Friday, March 26, 2010

What Joe Dwyer's Death Can Teach Us about PTSD



Battling the Inner Demons of War
What Joe Dwyer's Death Can Teach Us about PTSD
By Cordula Meyer
A photograph of PFC Joseph Dwyer in Iraq made him an American hero, but five years after returning home, mental combat wounds drove him to his death. He is not alone. In 2009, more than twice as many soldiers died by their own hands than were killed by the enemy in Iraq. But new types of therapy are giving others the chance for the peace he never had.

On an afternoon in June 2008, police in Pinehurst, North Carolina, were dispatched to a white farmhouse. The town is set in an idyllic location, complete with woods, plantation houses and eight golf courses. Many of its inhabitants are retirees, so law enforcement officers generally don't have much to do. But, in the previous months, they had repeatedly been called to this particular address. Its owner, a 31-year-old man named Joe Dwyer, had been barricading himself in his house, where he kept several pistols and a semiautomatic rifle.

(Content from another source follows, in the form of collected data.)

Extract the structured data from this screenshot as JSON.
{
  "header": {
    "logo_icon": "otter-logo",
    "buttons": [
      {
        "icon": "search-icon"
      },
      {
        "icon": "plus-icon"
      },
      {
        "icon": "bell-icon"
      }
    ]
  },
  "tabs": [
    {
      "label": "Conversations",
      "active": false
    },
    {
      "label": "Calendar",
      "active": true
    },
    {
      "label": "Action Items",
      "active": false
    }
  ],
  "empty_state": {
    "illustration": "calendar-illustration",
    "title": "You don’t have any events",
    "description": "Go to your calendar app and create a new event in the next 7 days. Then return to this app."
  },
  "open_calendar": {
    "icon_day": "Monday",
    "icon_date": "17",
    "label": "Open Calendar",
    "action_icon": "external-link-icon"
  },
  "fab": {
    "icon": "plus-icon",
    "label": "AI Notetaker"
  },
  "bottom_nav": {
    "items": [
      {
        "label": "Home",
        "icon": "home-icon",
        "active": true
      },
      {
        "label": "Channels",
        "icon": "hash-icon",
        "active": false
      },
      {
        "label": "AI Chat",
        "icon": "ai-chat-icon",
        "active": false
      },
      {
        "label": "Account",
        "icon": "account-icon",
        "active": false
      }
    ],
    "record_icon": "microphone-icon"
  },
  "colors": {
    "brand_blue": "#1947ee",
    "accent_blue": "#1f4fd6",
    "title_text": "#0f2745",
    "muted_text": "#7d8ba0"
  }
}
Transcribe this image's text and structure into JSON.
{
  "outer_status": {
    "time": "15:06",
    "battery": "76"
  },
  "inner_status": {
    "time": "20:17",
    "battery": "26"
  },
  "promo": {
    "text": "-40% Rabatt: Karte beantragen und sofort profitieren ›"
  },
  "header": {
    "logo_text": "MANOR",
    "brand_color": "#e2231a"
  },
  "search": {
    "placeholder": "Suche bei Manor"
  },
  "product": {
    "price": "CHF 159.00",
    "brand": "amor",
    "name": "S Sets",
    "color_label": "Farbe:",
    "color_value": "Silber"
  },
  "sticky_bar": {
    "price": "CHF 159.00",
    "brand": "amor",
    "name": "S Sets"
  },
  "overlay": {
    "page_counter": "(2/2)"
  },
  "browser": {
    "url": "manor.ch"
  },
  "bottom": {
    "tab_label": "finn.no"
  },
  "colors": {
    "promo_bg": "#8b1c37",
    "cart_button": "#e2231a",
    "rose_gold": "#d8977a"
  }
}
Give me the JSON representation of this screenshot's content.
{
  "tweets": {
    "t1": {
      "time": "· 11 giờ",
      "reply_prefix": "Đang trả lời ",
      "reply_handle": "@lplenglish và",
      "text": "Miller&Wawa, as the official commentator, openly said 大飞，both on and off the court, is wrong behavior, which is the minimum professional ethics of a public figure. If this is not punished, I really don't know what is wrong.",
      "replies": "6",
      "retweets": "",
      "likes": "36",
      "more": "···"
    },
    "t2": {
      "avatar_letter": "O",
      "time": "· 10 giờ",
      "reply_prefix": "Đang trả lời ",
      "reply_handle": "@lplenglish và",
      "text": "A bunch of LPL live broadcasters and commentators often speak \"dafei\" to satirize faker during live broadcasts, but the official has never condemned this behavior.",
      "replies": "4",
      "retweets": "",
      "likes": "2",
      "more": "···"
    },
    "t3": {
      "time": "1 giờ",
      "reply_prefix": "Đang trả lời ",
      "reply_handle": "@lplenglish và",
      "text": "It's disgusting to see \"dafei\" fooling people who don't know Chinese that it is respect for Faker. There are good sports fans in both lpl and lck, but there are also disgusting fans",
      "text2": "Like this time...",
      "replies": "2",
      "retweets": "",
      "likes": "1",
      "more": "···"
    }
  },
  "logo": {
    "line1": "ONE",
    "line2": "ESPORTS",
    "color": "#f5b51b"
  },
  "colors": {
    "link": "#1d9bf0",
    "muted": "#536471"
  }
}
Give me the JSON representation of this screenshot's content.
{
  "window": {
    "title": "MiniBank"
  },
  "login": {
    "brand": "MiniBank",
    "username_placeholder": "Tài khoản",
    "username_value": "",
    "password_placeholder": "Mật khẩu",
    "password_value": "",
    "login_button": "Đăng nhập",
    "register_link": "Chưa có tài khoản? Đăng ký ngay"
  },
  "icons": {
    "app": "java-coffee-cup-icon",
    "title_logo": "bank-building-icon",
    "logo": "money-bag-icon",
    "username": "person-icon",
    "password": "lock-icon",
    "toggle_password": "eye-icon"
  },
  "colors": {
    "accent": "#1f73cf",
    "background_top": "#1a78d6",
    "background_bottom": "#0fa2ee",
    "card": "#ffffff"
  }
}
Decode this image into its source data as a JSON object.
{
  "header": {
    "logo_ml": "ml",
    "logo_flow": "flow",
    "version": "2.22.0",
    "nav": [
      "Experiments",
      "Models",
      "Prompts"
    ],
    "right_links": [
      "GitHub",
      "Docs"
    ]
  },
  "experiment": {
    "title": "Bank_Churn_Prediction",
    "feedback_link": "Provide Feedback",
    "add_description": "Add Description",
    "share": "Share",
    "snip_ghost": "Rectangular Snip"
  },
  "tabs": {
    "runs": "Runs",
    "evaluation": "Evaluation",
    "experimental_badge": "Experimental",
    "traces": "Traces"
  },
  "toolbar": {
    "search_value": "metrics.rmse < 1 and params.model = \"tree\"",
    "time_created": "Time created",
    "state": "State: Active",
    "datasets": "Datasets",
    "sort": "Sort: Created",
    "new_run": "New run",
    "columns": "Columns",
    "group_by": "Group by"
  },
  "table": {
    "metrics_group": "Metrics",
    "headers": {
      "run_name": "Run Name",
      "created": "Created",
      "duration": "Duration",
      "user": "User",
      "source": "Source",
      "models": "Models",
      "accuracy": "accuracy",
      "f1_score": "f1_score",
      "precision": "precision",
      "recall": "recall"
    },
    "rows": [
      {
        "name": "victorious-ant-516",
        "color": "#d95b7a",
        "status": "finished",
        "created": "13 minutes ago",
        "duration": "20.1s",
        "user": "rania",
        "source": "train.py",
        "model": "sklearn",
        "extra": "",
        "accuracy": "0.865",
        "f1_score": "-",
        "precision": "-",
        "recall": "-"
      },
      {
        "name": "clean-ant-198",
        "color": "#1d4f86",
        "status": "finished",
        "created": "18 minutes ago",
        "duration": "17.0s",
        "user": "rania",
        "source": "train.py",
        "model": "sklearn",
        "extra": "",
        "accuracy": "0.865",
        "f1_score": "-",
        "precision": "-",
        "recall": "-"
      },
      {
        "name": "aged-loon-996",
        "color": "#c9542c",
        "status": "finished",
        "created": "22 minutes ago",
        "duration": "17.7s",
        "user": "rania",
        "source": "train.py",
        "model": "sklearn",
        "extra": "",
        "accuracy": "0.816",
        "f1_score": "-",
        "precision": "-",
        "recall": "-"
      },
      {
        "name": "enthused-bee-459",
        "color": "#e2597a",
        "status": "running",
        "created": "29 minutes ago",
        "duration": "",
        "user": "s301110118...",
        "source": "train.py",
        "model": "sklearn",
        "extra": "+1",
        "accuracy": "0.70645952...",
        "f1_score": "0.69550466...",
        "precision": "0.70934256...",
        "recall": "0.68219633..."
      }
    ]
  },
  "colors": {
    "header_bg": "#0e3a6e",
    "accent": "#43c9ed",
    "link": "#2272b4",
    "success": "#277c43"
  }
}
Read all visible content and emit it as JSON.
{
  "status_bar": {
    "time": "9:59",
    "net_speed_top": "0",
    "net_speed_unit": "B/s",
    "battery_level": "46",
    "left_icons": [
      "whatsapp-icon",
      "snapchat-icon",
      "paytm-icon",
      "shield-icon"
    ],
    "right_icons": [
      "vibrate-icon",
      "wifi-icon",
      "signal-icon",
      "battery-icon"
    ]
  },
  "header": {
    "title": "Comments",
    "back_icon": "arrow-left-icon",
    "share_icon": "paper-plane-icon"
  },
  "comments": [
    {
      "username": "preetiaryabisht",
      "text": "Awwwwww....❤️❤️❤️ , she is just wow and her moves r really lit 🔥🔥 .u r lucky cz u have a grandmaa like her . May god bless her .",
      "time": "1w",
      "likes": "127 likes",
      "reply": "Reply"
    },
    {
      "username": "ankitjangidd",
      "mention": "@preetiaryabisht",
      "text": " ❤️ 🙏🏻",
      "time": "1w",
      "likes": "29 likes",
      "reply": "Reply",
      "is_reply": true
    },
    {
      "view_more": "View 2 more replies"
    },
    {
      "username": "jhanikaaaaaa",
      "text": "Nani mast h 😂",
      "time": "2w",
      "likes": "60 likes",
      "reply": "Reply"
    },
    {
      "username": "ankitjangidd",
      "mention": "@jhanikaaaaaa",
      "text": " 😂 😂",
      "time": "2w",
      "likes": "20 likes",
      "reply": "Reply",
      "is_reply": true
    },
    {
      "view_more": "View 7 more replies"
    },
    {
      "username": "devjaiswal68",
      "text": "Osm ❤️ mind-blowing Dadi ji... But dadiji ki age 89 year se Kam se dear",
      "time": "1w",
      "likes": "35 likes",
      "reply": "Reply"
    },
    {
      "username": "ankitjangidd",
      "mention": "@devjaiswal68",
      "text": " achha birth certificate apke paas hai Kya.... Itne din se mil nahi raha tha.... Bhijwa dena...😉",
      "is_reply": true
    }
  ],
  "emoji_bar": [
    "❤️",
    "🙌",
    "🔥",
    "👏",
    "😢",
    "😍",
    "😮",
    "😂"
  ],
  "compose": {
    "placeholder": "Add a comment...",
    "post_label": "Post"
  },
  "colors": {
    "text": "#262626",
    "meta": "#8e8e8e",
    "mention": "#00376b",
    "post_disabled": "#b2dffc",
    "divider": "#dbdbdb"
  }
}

This time, the officers broke down the door. Once inside, they found Dwyer lying on the ground, covered in feces and urine, gasping for air. "Help me!" the young man begged the officers. "I can't breathe." Surrounding him were dozens of empty cans of Dust-Off, an aerosol spray meant to clean electronic equipment. But it can also be inhaled as a kind of sedative, which can cause heart and lung damage if repeated.

A taxi driver had alerted the police. She told them that, for months, she had been driving him to local shops every day to buy his cans of Dust-Off because he had wrecked his own car veering to avoid a roadside object he thought was an Iraqi bomb.

Joseph Dwyer was a giant of a man with reddish-brown hair. He died that same day while being rushed to the hospital. He was buried a few days later with military honors. While handing Dwyer's widow, Matina, the folded flag that had been draped over her husband's coffin as a mark of respect from the US Army, an officer fell to his knees in front of her.